How Reliable are the Birth Certificate Variables for Mothers with Medicaid Coverage?

How Reliable are the Birth Certificate Variables for Mothers with Medicaid Coverage?

Data from Three Recent Federal Evaluations
Published: May 21, 2021
Publisher: Urban Institute
Associated Project

The Mother and Infant Home Visiting Program Evaluation (MIHOPE)-Strong Start

Time frame: 2012-2017

Prepared for:

U.S. Department of Health and Human Services, Administration for Children and Families, Office of Planning, Research, and Evaluation


Embry M. Howell

Justin W. Morgan

Caitlin Cross-Barnet

Elizabeth Potamites

Birth certificate data, collected for every birth in the United States, are frequently used for public health research.
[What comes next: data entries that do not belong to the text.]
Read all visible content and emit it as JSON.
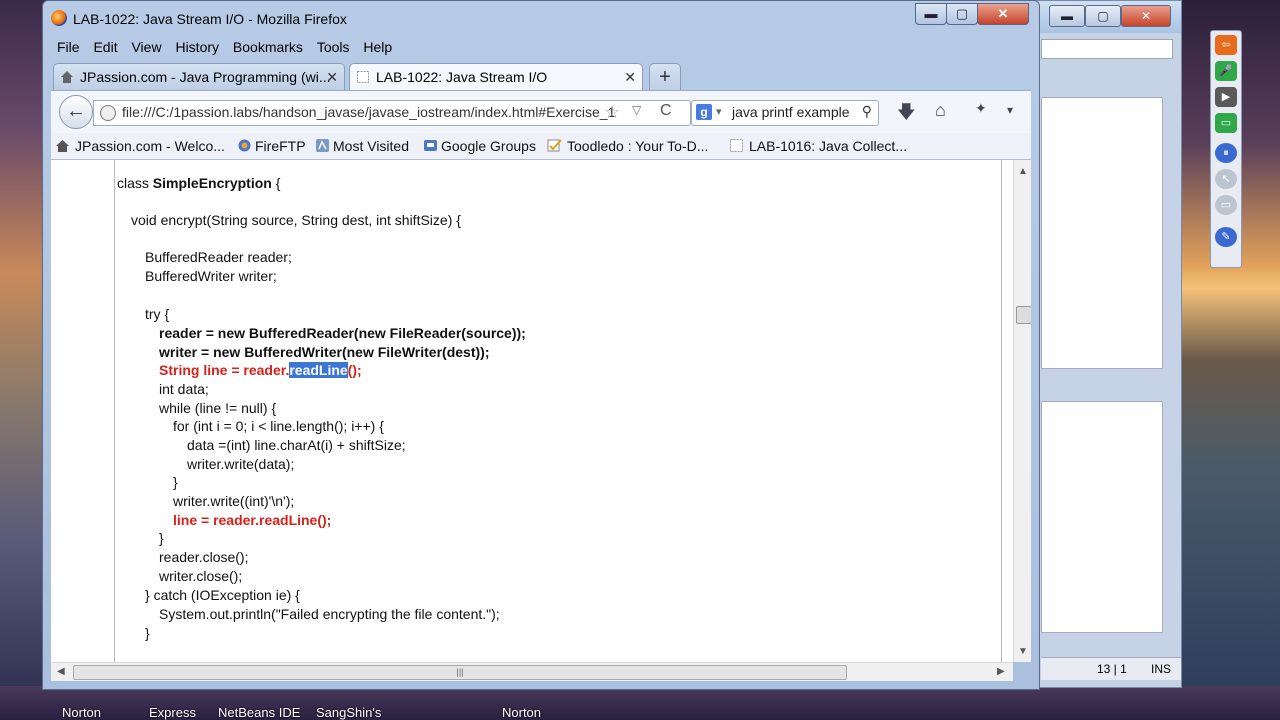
{
  "window": {
    "title": "LAB-1022: Java Stream I/O - Mozilla Firefox",
    "controls": {
      "minimize": "▬",
      "maximize": "▢",
      "close": "✕"
    }
  },
  "menu": [
    "File",
    "Edit",
    "View",
    "History",
    "Bookmarks",
    "Tools",
    "Help"
  ],
  "tabs": [
    {
      "label": "JPassion.com - Java Programming (wi...",
      "active": false,
      "close": "✕"
    },
    {
      "label": "LAB-1022: Java Stream I/O",
      "active": true,
      "close": "✕"
    }
  ],
  "new_tab": "+",
  "navigation": {
    "back": "←",
    "url": "file:///C:/1passion.labs/handson_javase/javase_iostream/index.html#Exercise_1",
    "bookmark_star": "☆",
    "history_drop": "▽",
    "reload": "C",
    "search_engine": "g",
    "search_drop": "▾",
    "search_query": "java printf example",
    "search_glass": "⚲",
    "download": "🡇",
    "home": "⌂",
    "addon": "✦",
    "menu": "▾"
  },
  "bookmarks": [
    {
      "label": "JPassion.com - Welco...",
      "icon": "house-icon"
    },
    {
      "label": "FireFTP",
      "icon": "fireftp-icon"
    },
    {
      "label": "Most Visited",
      "icon": "most-visited-icon"
    },
    {
      "label": "Google Groups",
      "icon": "google-groups-icon"
    },
    {
      "label": "Toodledo : Your To-D...",
      "icon": "checkmark-icon"
    },
    {
      "label": "LAB-1016: Java Collect...",
      "icon": "page-icon"
    }
  ],
  "code": {
    "l1a": "class ",
    "l1b": "SimpleEncryption",
    "l1c": " {",
    "l2": "void encrypt(String source, String dest, int shiftSize) {",
    "l3": "BufferedReader reader;",
    "l4": "BufferedWriter writer;",
    "l5": "try {",
    "l6": "reader = new BufferedReader(new FileReader(source));",
    "l7": "writer = new BufferedWriter(new FileWriter(dest));",
    "l8a": "String line = reader.",
    "l8b": "readLine",
    "l8c": "();",
    "l9": "int data;",
    "l10": "while (line != null) {",
    "l11": "for (int i = 0; i < line.length(); i++) {",
    "l12": "data =(int) line.charAt(i) + shiftSize;",
    "l13": "writer.write(data);",
    "l14": "}",
    "l15": "writer.write((int)'\\n');",
    "l16": "line = reader.readLine();",
    "l17": "}",
    "l18": "reader.close();",
    "l19": "writer.close();",
    "l20": "} catch (IOException ie) {",
    "l21": "System.out.println(\"Failed encrypting the file content.\");",
    "l22": "}"
  },
  "scroll": {
    "up": "▲",
    "down": "▼",
    "left": "◀",
    "right": "▶",
    "grip": "|||"
  },
  "ide_status": {
    "position": "13 | 1",
    "mode": "INS"
  },
  "taskbar": [
    "Norton",
    "Express",
    "NetBeans IDE",
    "SangShin's",
    "Norton"
  ]
}
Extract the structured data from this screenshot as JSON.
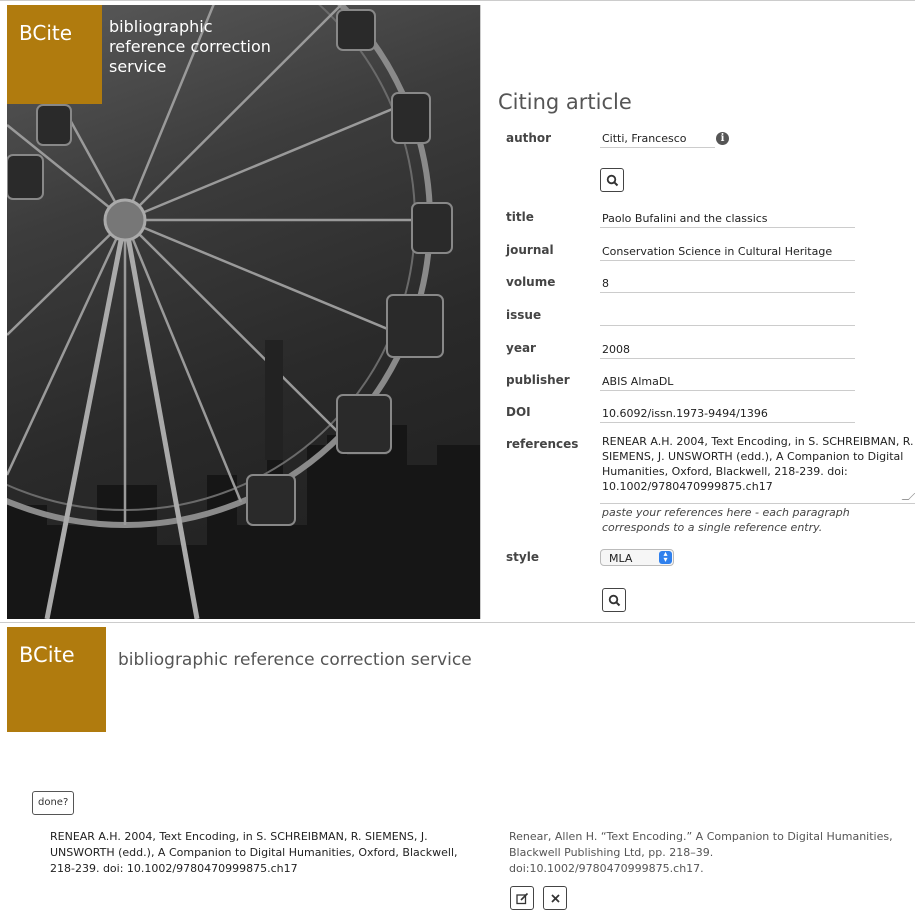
{
  "brand": {
    "logo": "BCite",
    "tagline_lines": [
      "bibliographic",
      "reference correction",
      "service"
    ],
    "tagline_full": "bibliographic reference correction service",
    "color": "#b07b0e"
  },
  "form": {
    "title": "Citing article",
    "author": {
      "label": "author",
      "value": "Citti, Francesco",
      "info_icon": "info-icon"
    },
    "search_icon": "search-icon",
    "title_field": {
      "label": "title",
      "value": "Paolo Bufalini and the classics"
    },
    "journal": {
      "label": "journal",
      "value": "Conservation Science in Cultural Heritage"
    },
    "volume": {
      "label": "volume",
      "value": "8"
    },
    "issue": {
      "label": "issue",
      "value": ""
    },
    "year": {
      "label": "year",
      "value": "2008"
    },
    "publisher": {
      "label": "publisher",
      "value": "ABIS AlmaDL"
    },
    "doi": {
      "label": "DOI",
      "value": "10.6092/issn.1973-9494/1396"
    },
    "references": {
      "label": "references",
      "lines": [
        "RENEAR A.H. 2004, Text Encoding, in S. SCHREIBMAN, R.",
        "SIEMENS, J. UNSWORTH (edd.), A Companion to Digital",
        "Humanities, Oxford, Blackwell, 218-239. doi:",
        "10.1002/9780470999875.ch17"
      ],
      "hint_lines": [
        "paste your references here - each paragraph",
        "corresponds to a single reference entry."
      ]
    },
    "style": {
      "label": "style",
      "selected": "MLA"
    }
  },
  "results": {
    "done_label": "done?",
    "original_lines": [
      "RENEAR A.H. 2004, Text Encoding, in S. SCHREIBMAN, R. SIEMENS, J.",
      "UNSWORTH (edd.), A Companion to Digital Humanities, Oxford, Blackwell,",
      "218-239. doi: 10.1002/9780470999875.ch17"
    ],
    "formatted_lines": [
      "Renear, Allen H. “Text Encoding.” A Companion to Digital Humanities,",
      "Blackwell Publishing Ltd, pp. 218–39.",
      "doi:10.1002/9780470999875.ch17."
    ],
    "edit_icon": "edit-icon",
    "close_icon": "close-icon"
  }
}
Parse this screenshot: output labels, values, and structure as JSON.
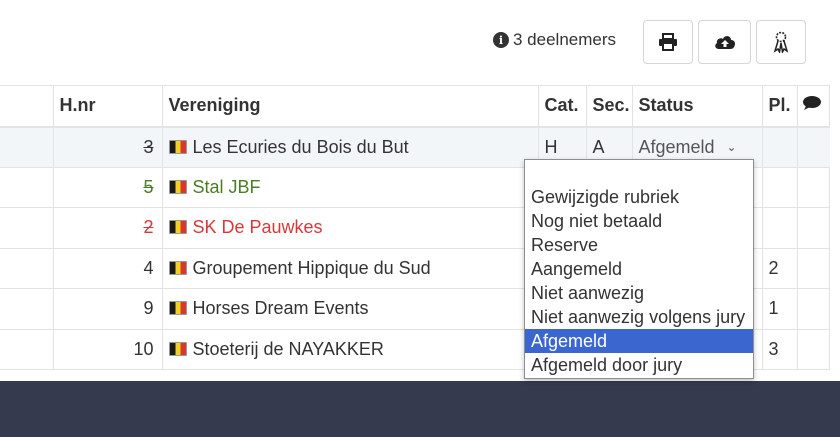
{
  "header": {
    "participants_text": "3 deelnemers",
    "info_icon": "info-circle-icon",
    "buttons": [
      {
        "icon": "print-icon"
      },
      {
        "icon": "cloud-upload-icon"
      },
      {
        "icon": "ribbon-icon"
      }
    ]
  },
  "table": {
    "columns": {
      "hnr": "H.nr",
      "vereniging": "Vereniging",
      "cat": "Cat.",
      "sec": "Sec.",
      "status": "Status",
      "pl": "Pl.",
      "comment_icon": "comment-icon"
    },
    "rows": [
      {
        "hnr": "3",
        "club": "Les Ecuries du Bois du But",
        "cat": "H",
        "sec": "A",
        "status": "Afgemeld",
        "pl": "",
        "hnr_strike": true,
        "color": "default"
      },
      {
        "hnr": "5",
        "club": "Stal JBF",
        "cat": "",
        "sec": "",
        "status": "",
        "pl": "",
        "hnr_strike": true,
        "color": "green"
      },
      {
        "hnr": "2",
        "club": "SK De Pauwkes",
        "cat": "",
        "sec": "",
        "status": "",
        "pl": "",
        "hnr_strike": true,
        "color": "red"
      },
      {
        "hnr": "4",
        "club": "Groupement Hippique du Sud",
        "cat": "",
        "sec": "",
        "status": "",
        "pl": "2",
        "hnr_strike": false,
        "color": "default"
      },
      {
        "hnr": "9",
        "club": "Horses Dream Events",
        "cat": "",
        "sec": "",
        "status": "",
        "pl": "1",
        "hnr_strike": false,
        "color": "default"
      },
      {
        "hnr": "10",
        "club": "Stoeterij de NAYAKKER",
        "cat": "",
        "sec": "",
        "status": "",
        "pl": "3",
        "hnr_strike": false,
        "color": "default"
      }
    ]
  },
  "status_dropdown": {
    "selected": "Afgemeld",
    "options": [
      "Gewijzigde rubriek",
      "Nog niet betaald",
      "Reserve",
      "Aangemeld",
      "Niet aanwezig",
      "Niet aanwezig volgens jury",
      "Afgemeld",
      "Afgemeld door jury"
    ]
  },
  "colors": {
    "green": "#4b7c26",
    "red": "#d9383a",
    "selected_option": "#3b66cf",
    "footer": "#363a4f"
  }
}
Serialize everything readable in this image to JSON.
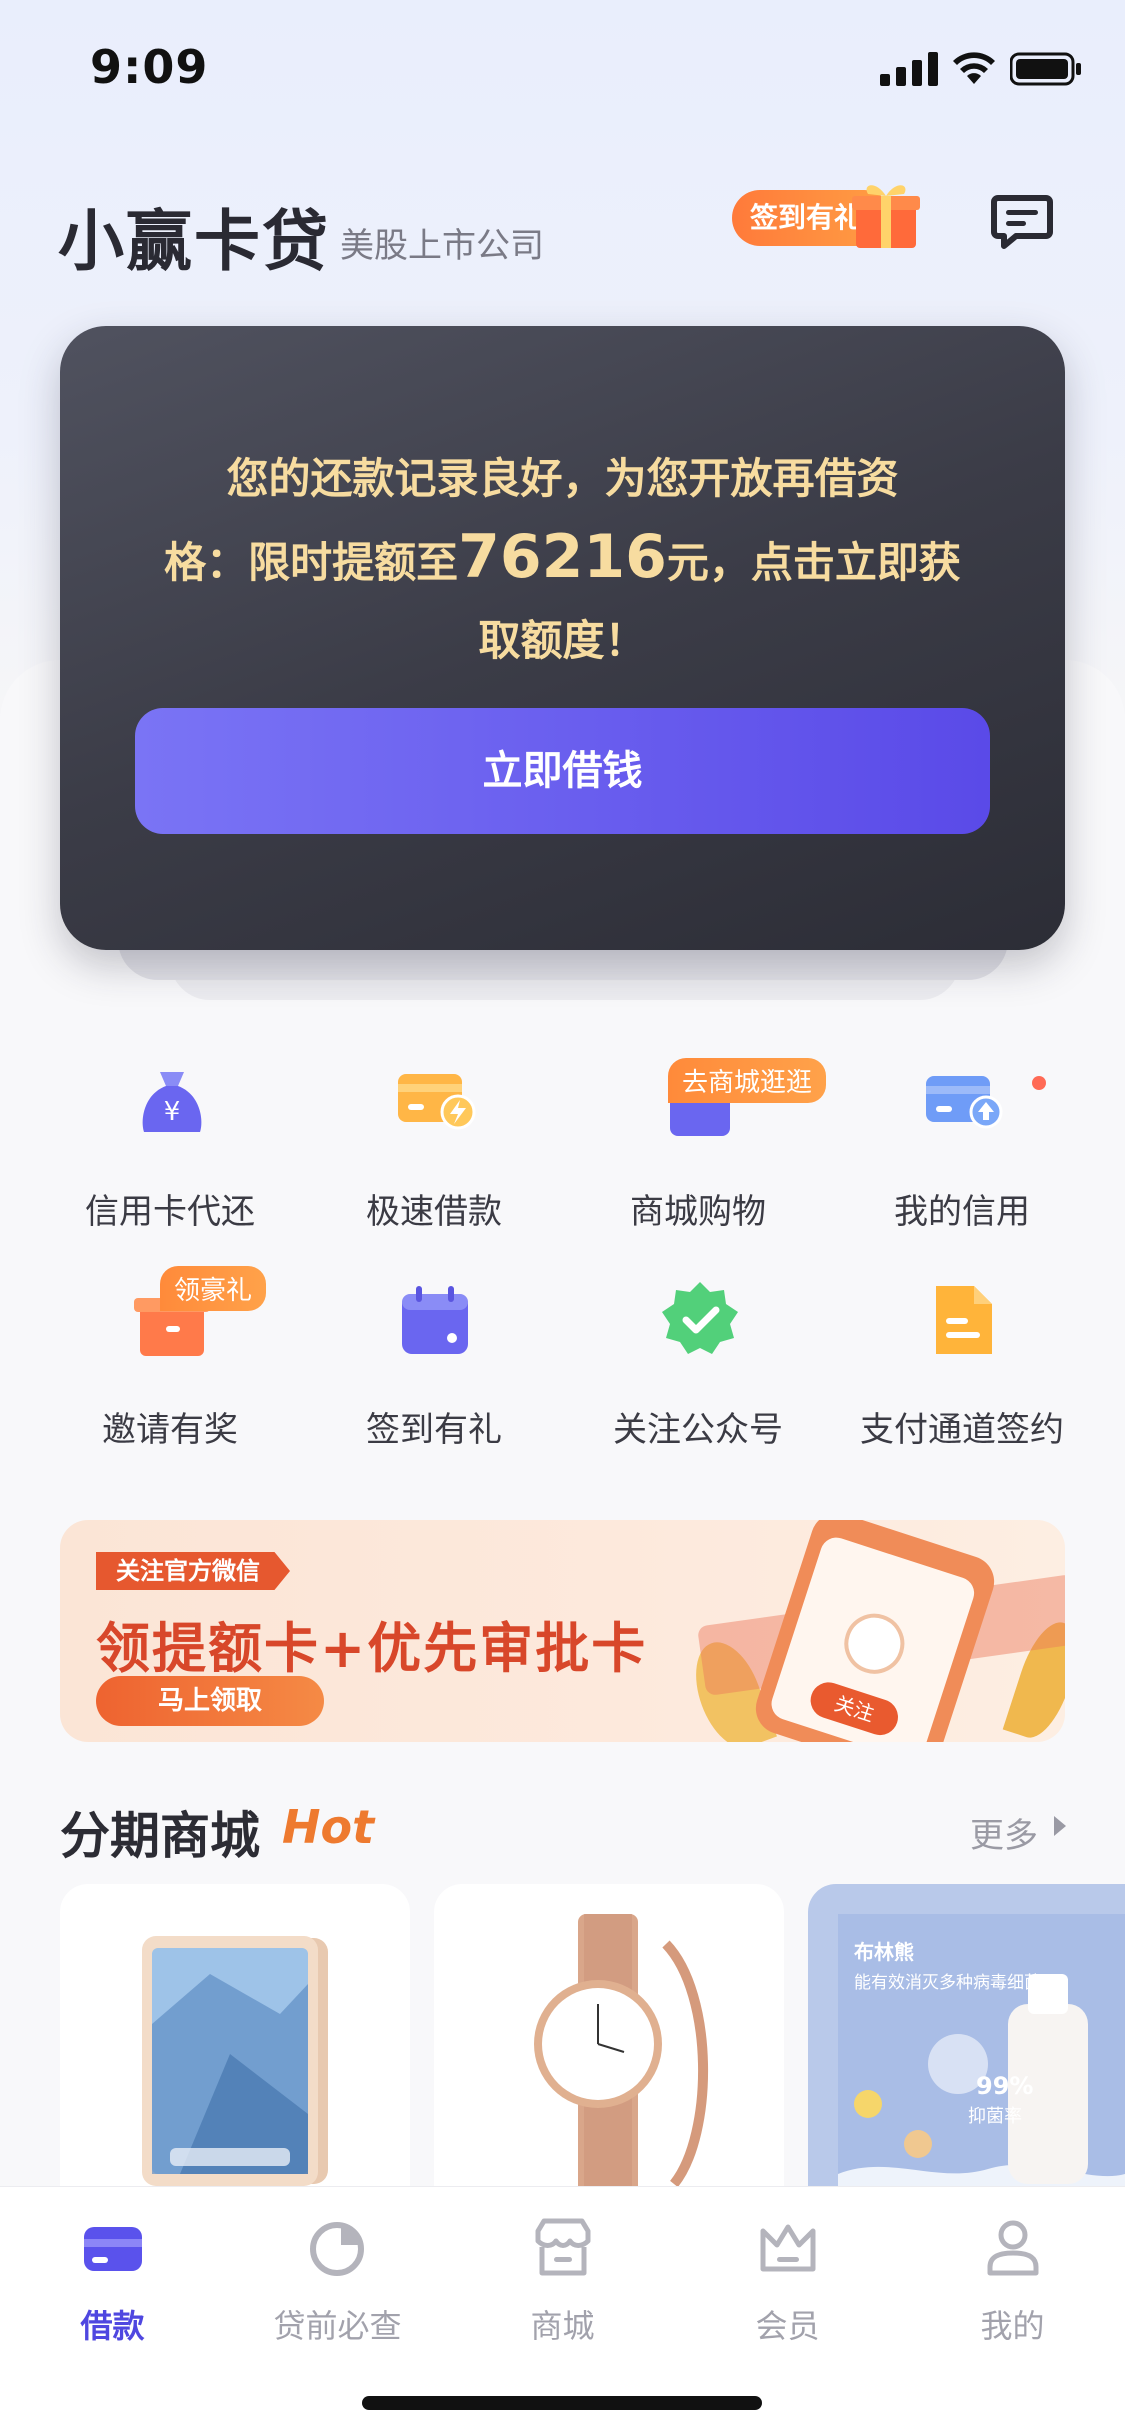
{
  "status_bar": {
    "time": "9:09"
  },
  "header": {
    "brand": "小赢卡贷",
    "brand_sub": "美股上市公司",
    "checkin_label": "签到有礼"
  },
  "promo_card": {
    "line1": "您的还款记录良好，为您开放再借资",
    "line2_pre": "格：限时提额至",
    "amount": "76216",
    "line2_post": "元，点击立即获",
    "line3": "取额度！",
    "button_label": "立即借钱"
  },
  "quick_grid": [
    {
      "label": "信用卡代还",
      "icon": "money-bag-icon"
    },
    {
      "label": "极速借款",
      "icon": "card-lightning-icon"
    },
    {
      "label": "商城购物",
      "icon": "shopping-bag-icon",
      "tag": "去商城逛逛"
    },
    {
      "label": "我的信用",
      "icon": "card-upload-icon",
      "dot": true
    },
    {
      "label": "邀请有奖",
      "icon": "gift-box-icon",
      "tag": "领豪礼"
    },
    {
      "label": "签到有礼",
      "icon": "calendar-icon"
    },
    {
      "label": "关注公众号",
      "icon": "verified-badge-icon"
    },
    {
      "label": "支付通道签约",
      "icon": "document-icon"
    }
  ],
  "banner": {
    "tag": "关注官方微信",
    "title": "领提额卡+优先审批卡",
    "button": "马上领取",
    "phone_button": "关注"
  },
  "mall_section": {
    "title": "分期商城",
    "hot": "Hot",
    "more": "更多",
    "products": [
      {
        "name": "tablet"
      },
      {
        "name": "watch"
      },
      {
        "name": "disinfectant-spray",
        "brand": "布林熊",
        "desc": "能有效消灭多种病毒细菌",
        "badge": "99%",
        "badge2": "抑菌率"
      }
    ]
  },
  "tab_bar": [
    {
      "label": "借款",
      "icon": "wallet-card-icon",
      "active": true
    },
    {
      "label": "贷前必查",
      "icon": "pie-chart-icon",
      "active": false
    },
    {
      "label": "商城",
      "icon": "store-icon",
      "active": false
    },
    {
      "label": "会员",
      "icon": "crown-icon",
      "active": false
    },
    {
      "label": "我的",
      "icon": "user-icon",
      "active": false
    }
  ],
  "colors": {
    "accent": "#4f47e0",
    "card_gold": "#f7dca0",
    "orange": "#ee7a2f"
  }
}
Such data have been used to track progress toward the Healthy People 2020 maternal and child health goals and to analyze socioeconomic disparities in health outcomes. A new Standard Certificate of Live Birth was issued in 2003, and all states had adopted the new form by 2015. This brief presents data on the reliability of some data collected using the new birth certificate form, particularly variables critical for studying disparities in maternal and child health outcomes for women with Medicaid coverage at delivery. We evaluate six variables; three variables were new additions on the 2003 birth certificate (Medicaid enrollment at birth, prepregnancy body mass index, and breastfeeding initiation), and the other three variables have shown to be unreliable but are of significant policy research interest (prepregnancy smoking, diabetes, and hypertension).